Thom Bell, Legendary Philly Soul Producer And Songwriter, Dead At 79

Thom Bell, the legendary Jamaican-born Philadelphian producer, arranger and songwriter that helped pioneer the Philly soul sound in the 1970s, has died at the age of 79. His cause of death has not been disclosed.

Throughout the late ’60s and early ’70s, Bell wrote and produced a number of hits, particularly with the Delfonics, the Stylistics and the Spinners. Some of his most well-known works include the Delfonics’ ‘La-La Means I Love You’, the Stylistics’ ‘Stop, Look, Listen (To Your Heart)’ and ‘You Are Everything’, the Spinners’ ‘Rubberband Man’ and ‘Mama Can’t Buy You Love’ by Elton John.

Alongside Kenny Gamble and Leon Huff as the Mighty Three, Bell is credited with co-creating “The Sound of Philadelphia”. Together, the trio founded Philadelphia International Records in 1971.

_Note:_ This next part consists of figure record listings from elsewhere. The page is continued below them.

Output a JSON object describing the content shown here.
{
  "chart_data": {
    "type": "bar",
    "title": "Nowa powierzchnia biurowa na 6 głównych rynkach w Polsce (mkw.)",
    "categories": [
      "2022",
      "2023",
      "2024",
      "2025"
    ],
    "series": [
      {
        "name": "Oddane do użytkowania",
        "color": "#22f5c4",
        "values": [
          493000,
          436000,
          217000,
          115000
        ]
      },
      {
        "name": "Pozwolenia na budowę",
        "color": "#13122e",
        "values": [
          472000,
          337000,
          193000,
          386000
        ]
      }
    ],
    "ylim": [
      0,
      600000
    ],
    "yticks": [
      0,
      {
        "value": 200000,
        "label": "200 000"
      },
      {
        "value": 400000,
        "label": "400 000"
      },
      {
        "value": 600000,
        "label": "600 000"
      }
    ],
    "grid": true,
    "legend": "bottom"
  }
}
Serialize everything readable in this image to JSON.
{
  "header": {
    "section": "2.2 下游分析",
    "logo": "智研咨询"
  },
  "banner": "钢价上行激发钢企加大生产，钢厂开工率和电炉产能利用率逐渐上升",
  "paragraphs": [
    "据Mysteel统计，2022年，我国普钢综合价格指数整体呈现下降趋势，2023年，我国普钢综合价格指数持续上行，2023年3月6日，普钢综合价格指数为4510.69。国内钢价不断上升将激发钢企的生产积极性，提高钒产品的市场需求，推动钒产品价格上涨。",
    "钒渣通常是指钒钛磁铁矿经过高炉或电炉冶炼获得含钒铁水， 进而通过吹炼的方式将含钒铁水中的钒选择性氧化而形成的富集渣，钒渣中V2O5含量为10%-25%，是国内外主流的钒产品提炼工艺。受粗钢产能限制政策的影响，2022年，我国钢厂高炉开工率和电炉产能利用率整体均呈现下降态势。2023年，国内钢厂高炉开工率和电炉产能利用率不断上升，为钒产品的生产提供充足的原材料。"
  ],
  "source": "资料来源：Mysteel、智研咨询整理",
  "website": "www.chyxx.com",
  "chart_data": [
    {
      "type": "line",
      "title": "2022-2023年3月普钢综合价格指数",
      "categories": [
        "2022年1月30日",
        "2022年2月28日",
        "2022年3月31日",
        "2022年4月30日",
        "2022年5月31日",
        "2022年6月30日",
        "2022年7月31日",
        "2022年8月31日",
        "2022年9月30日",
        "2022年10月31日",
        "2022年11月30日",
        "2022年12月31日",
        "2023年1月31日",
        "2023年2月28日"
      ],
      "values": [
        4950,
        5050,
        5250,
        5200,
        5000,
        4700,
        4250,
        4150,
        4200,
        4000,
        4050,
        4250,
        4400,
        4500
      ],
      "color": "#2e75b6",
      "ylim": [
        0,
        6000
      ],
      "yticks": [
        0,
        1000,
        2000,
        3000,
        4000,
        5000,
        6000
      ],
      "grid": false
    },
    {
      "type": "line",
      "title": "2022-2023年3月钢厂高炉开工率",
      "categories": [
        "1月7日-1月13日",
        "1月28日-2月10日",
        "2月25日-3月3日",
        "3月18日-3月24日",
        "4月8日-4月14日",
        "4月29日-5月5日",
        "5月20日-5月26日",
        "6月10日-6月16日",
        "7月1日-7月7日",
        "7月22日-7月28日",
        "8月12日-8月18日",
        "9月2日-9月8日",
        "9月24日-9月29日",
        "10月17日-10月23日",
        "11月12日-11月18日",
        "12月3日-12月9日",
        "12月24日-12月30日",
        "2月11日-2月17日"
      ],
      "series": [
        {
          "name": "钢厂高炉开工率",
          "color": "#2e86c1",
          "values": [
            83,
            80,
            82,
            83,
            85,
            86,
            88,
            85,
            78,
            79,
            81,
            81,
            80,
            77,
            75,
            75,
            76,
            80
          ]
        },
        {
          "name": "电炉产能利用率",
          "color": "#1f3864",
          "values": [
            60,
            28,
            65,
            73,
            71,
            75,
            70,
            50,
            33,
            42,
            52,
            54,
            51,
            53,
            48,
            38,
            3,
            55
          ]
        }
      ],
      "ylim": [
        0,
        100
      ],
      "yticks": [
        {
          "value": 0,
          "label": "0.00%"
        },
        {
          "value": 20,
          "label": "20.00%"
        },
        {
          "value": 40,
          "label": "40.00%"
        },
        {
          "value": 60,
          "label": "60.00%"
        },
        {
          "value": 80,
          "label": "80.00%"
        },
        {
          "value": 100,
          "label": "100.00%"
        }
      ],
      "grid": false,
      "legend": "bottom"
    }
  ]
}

As Rolling Stone reports, both of Bell’s longtime collaborators paid tribute to him in a press statement. “Tommy and I have been best friends for over 60 years,” Gamble said. “Leon Huff and I were proud to have him as part of our Mighty Three music writing team, which helped create our signature brand of TSOP. He was a great talent and my dear friend. The name of Gamble Huff and Bell will last forever. Rest in peace buddy!”

In his own statement, Huff added: “Thom Bell was my favorite musician, arranger, songwriter, and music producer of all time. It was my esteemed honor and pleasure to work with him creatively and as a business partner. Rest in peace.”

Bell was born in Jamaica in 1943, but moved to Philadelphia with his family as a child. He played drums and studied classical piano as a child, and performed alongside Gamble in their band the Romeos in his teen years. His first big break came when he began working as a session player and arranger for Cameo Records.

After working with the Delfonics in the late ’60s – including writing and producing the Grammy-winning ‘Didn’t I (Blow Your Mind This Time)’ – the early ’70s saw him teaming up with songwriter Linda Creed. Bell and Creed wrote and produced several hits for the Stylistics, including ‘Stop, Look, Listen (To Your Heart)’, ‘You Are Everything’, ‘People Make The World Go Round’, ‘Betcha By Golly, Wow’, ‘I’m Stone In Love With You’ and others.

He also helped revitalise the Spinners following their move to Atlantic Records, producing five gold records for the group. Hits included ‘I’ll Be Around’, ‘Could It Be I’m Falling In Love’, ‘Games People Play’ and ‘Rubberband Man’.

Bell’s other notable works included producing Dionne Warwick‘s 1975 album ‘Track Of The Cat’, collaborating with Deniece Williams in the early 1980s, and working with Elton John on the 1979-released ‘The Thom Bell Sessions’ EP. That EP featured both ‘Mama Can’t Buy You Love’ and the Spinners-backed ‘Are You Ready For Love’.

Among Bell’s accolades, he won Producer of the Year at the Grammy Awards in 1975, and in 2017, was honoured by the Recording Academy at the Grammy Salute to Music Legends. In 2006, he was inducted into the Songwriters Hall of Fame.